Steve Woodman, who runs Woolacombe Food Store in north Devon, wrote to say that he realised a lot of businesses were a lot worse off than his family Londis Convenience Store plus post office counter.

“In these difficult times we find ourselves in a very difficult situation with even more difficult decisions to make. Tourism is the lifeblood of our business but we have a good local trade. We employ a team of 15 in total including the family but we employ more during the season from May to September.

“We are classed as an essential business during this crisis and our team are classed as key workers. We are not a large national supermarket chain, We are a small village store. Things are much quieter for us now. There is also a pharmacy and another small newsagent selling some convenience items that are also still open.”

All the rest are closed.

He adds: “I am giving you the following scenario: Our shop – rateable value between £10k and £51k. a) Staff are key workers b) Full business rates rebate and c) 25k grant.

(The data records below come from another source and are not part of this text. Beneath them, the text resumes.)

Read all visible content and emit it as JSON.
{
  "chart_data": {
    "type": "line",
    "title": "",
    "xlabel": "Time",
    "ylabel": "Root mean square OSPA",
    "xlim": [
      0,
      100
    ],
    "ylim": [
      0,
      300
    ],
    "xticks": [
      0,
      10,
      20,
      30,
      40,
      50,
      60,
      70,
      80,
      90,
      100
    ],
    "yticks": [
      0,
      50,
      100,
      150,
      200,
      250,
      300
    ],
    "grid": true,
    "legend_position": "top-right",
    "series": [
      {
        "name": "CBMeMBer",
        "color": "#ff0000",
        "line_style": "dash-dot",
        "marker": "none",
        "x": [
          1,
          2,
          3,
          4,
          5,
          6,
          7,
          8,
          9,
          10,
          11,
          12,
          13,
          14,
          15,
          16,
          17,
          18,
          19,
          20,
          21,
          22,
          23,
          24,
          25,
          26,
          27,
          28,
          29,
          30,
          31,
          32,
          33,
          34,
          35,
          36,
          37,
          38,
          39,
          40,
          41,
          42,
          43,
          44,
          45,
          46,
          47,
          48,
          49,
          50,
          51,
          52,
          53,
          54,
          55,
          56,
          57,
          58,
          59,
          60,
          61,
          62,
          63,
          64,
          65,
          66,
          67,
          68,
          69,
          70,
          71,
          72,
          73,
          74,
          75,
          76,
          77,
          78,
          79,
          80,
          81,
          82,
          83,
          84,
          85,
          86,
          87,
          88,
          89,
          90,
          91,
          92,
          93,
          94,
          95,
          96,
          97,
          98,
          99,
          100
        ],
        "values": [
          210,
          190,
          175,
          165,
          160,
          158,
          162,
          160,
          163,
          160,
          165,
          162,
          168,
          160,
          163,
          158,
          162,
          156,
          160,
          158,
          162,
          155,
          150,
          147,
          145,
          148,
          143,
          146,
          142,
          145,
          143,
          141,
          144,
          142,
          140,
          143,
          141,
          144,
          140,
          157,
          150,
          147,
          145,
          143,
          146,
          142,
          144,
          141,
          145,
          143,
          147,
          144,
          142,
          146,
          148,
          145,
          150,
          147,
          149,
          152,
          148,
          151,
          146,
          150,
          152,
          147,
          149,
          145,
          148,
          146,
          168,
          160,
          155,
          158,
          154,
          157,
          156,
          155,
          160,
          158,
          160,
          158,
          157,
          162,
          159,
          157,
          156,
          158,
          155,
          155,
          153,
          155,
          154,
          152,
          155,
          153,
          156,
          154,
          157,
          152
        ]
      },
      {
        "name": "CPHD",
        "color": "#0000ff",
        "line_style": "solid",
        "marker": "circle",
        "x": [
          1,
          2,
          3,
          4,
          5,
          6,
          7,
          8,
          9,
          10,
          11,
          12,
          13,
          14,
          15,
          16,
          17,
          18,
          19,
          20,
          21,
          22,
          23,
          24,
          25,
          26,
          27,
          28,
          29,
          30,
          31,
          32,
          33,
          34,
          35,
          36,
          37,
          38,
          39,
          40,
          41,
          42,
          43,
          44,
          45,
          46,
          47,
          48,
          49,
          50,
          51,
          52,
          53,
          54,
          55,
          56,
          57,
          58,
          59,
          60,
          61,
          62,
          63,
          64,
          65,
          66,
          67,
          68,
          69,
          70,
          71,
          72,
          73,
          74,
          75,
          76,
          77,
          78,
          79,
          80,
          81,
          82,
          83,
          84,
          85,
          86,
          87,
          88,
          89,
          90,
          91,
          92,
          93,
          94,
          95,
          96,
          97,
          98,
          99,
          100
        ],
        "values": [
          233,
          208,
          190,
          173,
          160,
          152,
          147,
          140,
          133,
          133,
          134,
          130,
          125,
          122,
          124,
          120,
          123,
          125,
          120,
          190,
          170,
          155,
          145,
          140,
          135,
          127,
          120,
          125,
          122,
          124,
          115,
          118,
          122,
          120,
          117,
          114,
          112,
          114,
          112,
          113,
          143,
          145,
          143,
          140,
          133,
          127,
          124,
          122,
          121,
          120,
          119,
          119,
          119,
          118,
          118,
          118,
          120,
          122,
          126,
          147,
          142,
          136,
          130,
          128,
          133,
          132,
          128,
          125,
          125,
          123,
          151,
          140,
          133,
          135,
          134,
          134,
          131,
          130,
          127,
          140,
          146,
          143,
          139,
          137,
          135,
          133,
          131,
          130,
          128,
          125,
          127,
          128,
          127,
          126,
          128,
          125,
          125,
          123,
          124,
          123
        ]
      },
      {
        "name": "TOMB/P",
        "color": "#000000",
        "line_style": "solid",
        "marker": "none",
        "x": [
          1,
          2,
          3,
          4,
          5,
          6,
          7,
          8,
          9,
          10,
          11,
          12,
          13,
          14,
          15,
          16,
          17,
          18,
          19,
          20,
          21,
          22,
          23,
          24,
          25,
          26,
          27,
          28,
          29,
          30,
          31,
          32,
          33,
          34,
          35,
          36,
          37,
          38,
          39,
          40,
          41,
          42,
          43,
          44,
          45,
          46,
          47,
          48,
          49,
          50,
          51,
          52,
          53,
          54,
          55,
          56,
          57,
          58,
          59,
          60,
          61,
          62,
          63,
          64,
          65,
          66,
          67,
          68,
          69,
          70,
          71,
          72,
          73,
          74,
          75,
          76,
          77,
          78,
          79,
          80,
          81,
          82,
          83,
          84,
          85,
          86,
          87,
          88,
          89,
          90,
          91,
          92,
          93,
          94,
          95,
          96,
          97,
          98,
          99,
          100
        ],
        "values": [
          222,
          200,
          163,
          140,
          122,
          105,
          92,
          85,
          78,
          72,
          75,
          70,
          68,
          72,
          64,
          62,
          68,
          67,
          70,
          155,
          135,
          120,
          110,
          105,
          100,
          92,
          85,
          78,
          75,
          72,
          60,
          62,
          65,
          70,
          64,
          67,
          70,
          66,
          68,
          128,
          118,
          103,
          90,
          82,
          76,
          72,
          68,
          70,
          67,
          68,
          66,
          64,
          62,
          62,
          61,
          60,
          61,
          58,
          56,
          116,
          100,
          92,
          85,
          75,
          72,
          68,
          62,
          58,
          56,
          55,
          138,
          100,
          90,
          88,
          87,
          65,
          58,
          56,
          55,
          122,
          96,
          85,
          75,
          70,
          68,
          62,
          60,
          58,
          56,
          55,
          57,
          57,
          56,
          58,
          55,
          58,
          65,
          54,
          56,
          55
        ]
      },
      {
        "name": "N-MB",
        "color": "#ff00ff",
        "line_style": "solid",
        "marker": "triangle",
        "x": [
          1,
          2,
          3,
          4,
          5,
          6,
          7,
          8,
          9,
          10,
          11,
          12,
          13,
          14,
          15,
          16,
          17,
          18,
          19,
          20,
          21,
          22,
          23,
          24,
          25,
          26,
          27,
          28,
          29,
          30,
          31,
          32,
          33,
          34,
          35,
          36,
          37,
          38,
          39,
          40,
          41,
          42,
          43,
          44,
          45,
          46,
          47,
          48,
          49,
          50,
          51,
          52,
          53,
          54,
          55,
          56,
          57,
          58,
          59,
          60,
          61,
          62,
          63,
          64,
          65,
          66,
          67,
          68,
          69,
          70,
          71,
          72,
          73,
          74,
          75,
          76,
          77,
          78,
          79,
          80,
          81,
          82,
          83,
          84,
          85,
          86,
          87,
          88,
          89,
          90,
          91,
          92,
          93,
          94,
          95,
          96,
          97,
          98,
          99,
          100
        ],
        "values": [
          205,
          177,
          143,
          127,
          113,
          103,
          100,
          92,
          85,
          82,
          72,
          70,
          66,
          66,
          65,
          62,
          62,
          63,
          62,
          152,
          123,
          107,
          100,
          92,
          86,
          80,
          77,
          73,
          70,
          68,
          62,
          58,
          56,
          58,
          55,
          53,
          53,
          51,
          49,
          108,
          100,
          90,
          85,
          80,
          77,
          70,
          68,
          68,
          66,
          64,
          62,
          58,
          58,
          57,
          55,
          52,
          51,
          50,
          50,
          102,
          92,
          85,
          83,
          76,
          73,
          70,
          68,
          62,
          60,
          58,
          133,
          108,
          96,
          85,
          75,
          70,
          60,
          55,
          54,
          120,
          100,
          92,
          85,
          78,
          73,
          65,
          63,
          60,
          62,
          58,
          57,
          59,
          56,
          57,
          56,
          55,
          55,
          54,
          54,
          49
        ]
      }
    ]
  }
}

“We want to keep our team on full pay even if we have to reduce their hours. We can all share the load, keep the shop going even though it is very quiet now and even more importantly give the village its much needed lifeline during this time. If we reduce hours and pay, then things will become very hard for our team.

“Even after this short period of uncertainty our dedicated team are emotionally and physically shattered. If we lay off any of our team on full pay then we could claim back 80% of their pay . They would be safe and secure away from the situation but the rest of the team would still have to face this Covid-19 head on. That is not fair or right. If we keep our full team then we can keep pay the same, reduce their hours to keep them safer, share the load and keep them refreshed and ready to get through this.

“We pay 100% of our team’s pay with no subsidy.”

He points out that, for employees still working, the prospect of seeing colleagues sent home on 80% of salary guaranteed for three months (with the possibility of the employer topping this up) may not sit easily, particularly where their work may put them at greater risk of Covid-19.

Then he says: “Now for example, another shop in the village: rateable value between £10k and £51k. a) Staff are not key workers b) Full business rate rebate and c) 25k grant.

“They can close the business, furlough all of their staff, pay them 100% of their wages and reclaim 80%. Staff are safe and secure and don’t have to face this difficult situation and it only costs the employer 20% of their pay.

“If we could get help with even 50% of our team’s pay it would keep things going. This would also save government/HMRC 30%. Our team would be safer and the village would have its village store to rely on.”

And he concludes: “Government has done really well in handling this crisis but this is something that we think they have not really thought through. This will apply to every other similar convenience store.”